Pero, si sigo leyendo a Pablo Fidalgo, a pesar de la ringlera de libros que me esperan en las baldas de la estantería de lo porvenir, así la llamo, alguna motivación superior debe inducirme a ello: “(…) Qué larga la infancia. / Qué difícil elegir entre quien te ataca / y quien no te protege.”
Pablo Fidalgo es un acontecimiento en lo literario y en lo escénico: Agua de fuente, fresca, sin aditivos. Tiene la virtud Fidalgo de extraer de la caja de los hermetismos que atesoró, padeció o imaginó en la niñez, un cúmulo de extrañezas epatantes o un ramillete de preguntas sin respuestas, como deseen.
Porque, aunque cada cual atesoró las suyas en esa travesía cuasi mágica de nuestras vidas, Pablo convierte en arte las suyas, en verbo esencial: poético. “(…) No hay forma de ser consolado / porque muchas generaciones / esperan consuelo antes que yo. (…)”. “(…) Si me gustaba tanto ver gente dormida / es porque en ese momento / no podían hacerme daño.”

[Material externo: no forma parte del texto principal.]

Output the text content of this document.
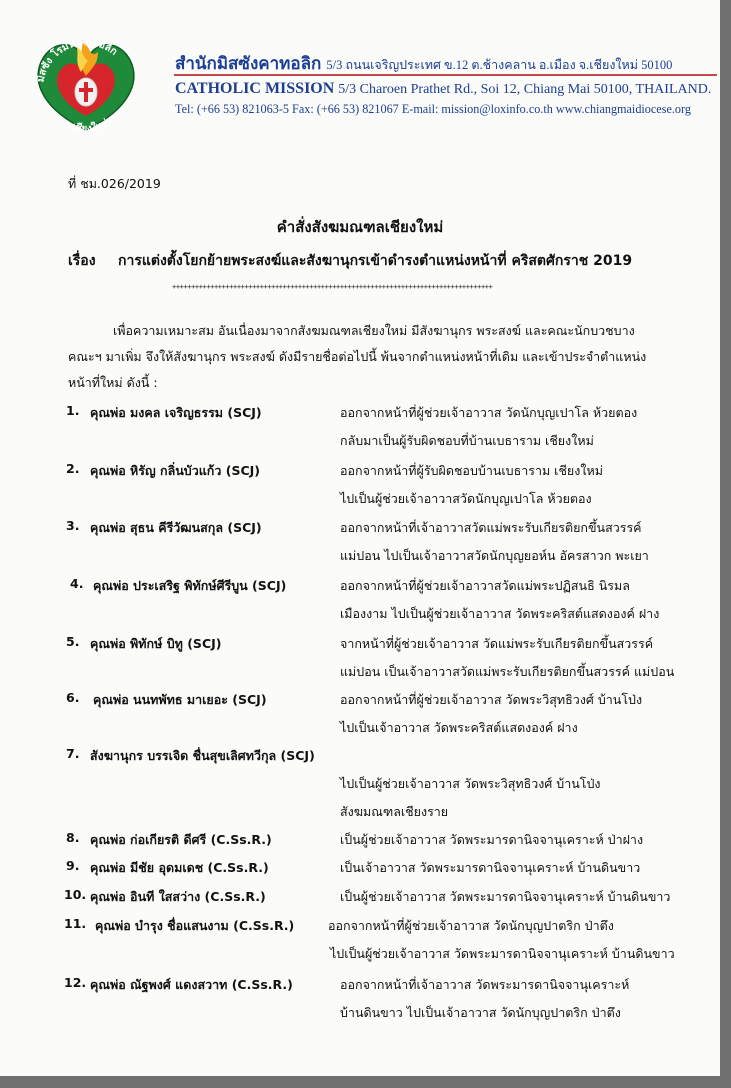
มิสซัง โรมัน คาทอลิก
เชียงใหม่
สำนักมิสซังคาทอลิก 5/3 ถนนเจริญประเทศ ข.12 ต.ช้างคลาน อ.เมือง จ.เชียงใหม่ 50100
CATHOLIC MISSION 5/3 Charoen Prathet Rd., Soi 12, Chiang Mai 50100, THAILAND.
Tel: (+66 53) 821063-5 Fax: (+66 53) 821067 E-mail: mission@loxinfo.co.th www.chiangmaidiocese.org
ที่ ชม.026/2019
คำสั่งสังฆมณฑลเชียงใหม่
เรื่อง การแต่งตั้งโยกย้ายพระสงฆ์และสังฆานุกรเข้าดำรงตำแหน่งหน้าที่ คริสตศักราช 2019
++++++++++++++++++++++++++++++++++++++++++++++++++++++++++++++++++++++++++++++++++++
เพื่อความเหมาะสม อันเนื่องมาจากสังฆมณฑลเชียงใหม่ มีสังฆานุกร พระสงฆ์ และคณะนักบวชบาง
คณะฯ มาเพิ่ม จึงให้สังฆานุกร พระสงฆ์ ดังมีรายชื่อต่อไปนี้ พ้นจากตำแหน่งหน้าที่เดิม และเข้าประจำตำแหน่ง
หน้าที่ใหม่ ดังนี้ :
1. คุณพ่อ มงคล เจริญธรรม (SCJ)	ออกจากหน้าที่ผู้ช่วยเจ้าอาวาส วัดนักบุญเปาโล ห้วยตอง
กลับมาเป็นผู้รับผิดชอบที่บ้านเบธาราม เชียงใหม่
2. คุณพ่อ หิรัญ กลิ่นบัวแก้ว (SCJ)	ออกจากหน้าที่ผู้รับผิดชอบบ้านเบธาราม เชียงใหม่
ไปเป็นผู้ช่วยเจ้าอาวาสวัดนักบุญเปาโล ห้วยตอง
3. คุณพ่อ สุธน คีรีวัฒนสกุล (SCJ)	ออกจากหน้าที่เจ้าอาวาสวัดแม่พระรับเกียรติยกขึ้นสวรรค์
แม่ปอน ไปเป็นเจ้าอาวาสวัดนักบุญยอห์น อัครสาวก พะเยา
4. คุณพ่อ ประเสริฐ พิทักษ์ศีรีบูน (SCJ)	ออกจากหน้าที่ผู้ช่วยเจ้าอาวาสวัดแม่พระปฏิสนธิ นิรมล
เมืองงาม ไปเป็นผู้ช่วยเจ้าอาวาส วัดพระคริสต์แสดงองค์ ฝาง
5. คุณพ่อ พิทักษ์ บิทู (SCJ)	จากหน้าที่ผู้ช่วยเจ้าอาวาส วัดแม่พระรับเกียรติยกขึ้นสวรรค์
แม่ปอน เป็นเจ้าอาวาสวัดแม่พระรับเกียรติยกขึ้นสวรรค์ แม่ปอน
6. คุณพ่อ นนทพัทธ มาเยอะ (SCJ)	ออกจากหน้าที่ผู้ช่วยเจ้าอาวาส วัดพระวิสุทธิวงศ์ บ้านโป่ง
ไปเป็นเจ้าอาวาส วัดพระคริสต์แสดงองค์ ฝาง
7. สังฆานุกร บรรเจิด ชื่นสุขเลิศทวีกุล (SCJ)
ไปเป็นผู้ช่วยเจ้าอาวาส วัดพระวิสุทธิวงศ์ บ้านโป่ง
สังฆมณฑลเชียงราย
8. คุณพ่อ ก่อเกียรติ ดีศรี (C.Ss.R.)	เป็นผู้ช่วยเจ้าอาวาส วัดพระมารดานิจจานุเคราะห์ ป่าฝาง
9. คุณพ่อ มีชัย อุดมเดช (C.Ss.R.)	เป็นเจ้าอาวาส วัดพระมารดานิจจานุเคราะห์ บ้านดินขาว
10. คุณพ่อ อินที ใสสว่าง (C.Ss.R.)	เป็นผู้ช่วยเจ้าอาวาส วัดพระมารดานิจจานุเคราะห์ บ้านดินขาว
11. คุณพ่อ บำรุง ชื่อแสนงาม (C.Ss.R.)	ออกจากหน้าที่ผู้ช่วยเจ้าอาวาส วัดนักบุญปาตริก ป่าตึง
ไปเป็นผู้ช่วยเจ้าอาวาส วัดพระมารดานิจจานุเคราะห์ บ้านดินขาว
12. คุณพ่อ ณัฐพงศ์ แดงสวาท (C.Ss.R.)	ออกจากหน้าที่เจ้าอาวาส วัดพระมารดานิจจานุเคราะห์
บ้านดินขาว ไปเป็นเจ้าอาวาส วัดนักบุญปาตริก ป่าตึง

Algunos me tacharán de grillado, pero, al finalizar este poemario, este nuevo libro de Pablo Fidalgo, el personaje sin nombre que habla en el mismo, se me ha revelado, con sus diferencias -no sé por qué arcanas asociaciones-, como un nuevo y distinto, aunque genuino Josef K., el protagonista de “El proceso” de Franz Kafka, ese libro que dejó por finalizar el autor checo y que su editor Max Brod hubo de rematar, diremos que con éxito.
Esa requisitoria continua, ese dudar implícito en cada verso, en cada poema, esa necesidad de explicaciones que tiene la voz que hallará el lector en “La dejadez”, tienen mucho que ver, a mi entender, con la esencia de las obras kafkianas: el conflicto con los padres, la desnudez de la culpa -esa fractura- siempre omnipresente y la presunción del absurdo, es decir, su aceptación y asentamiento en lo cotidiano.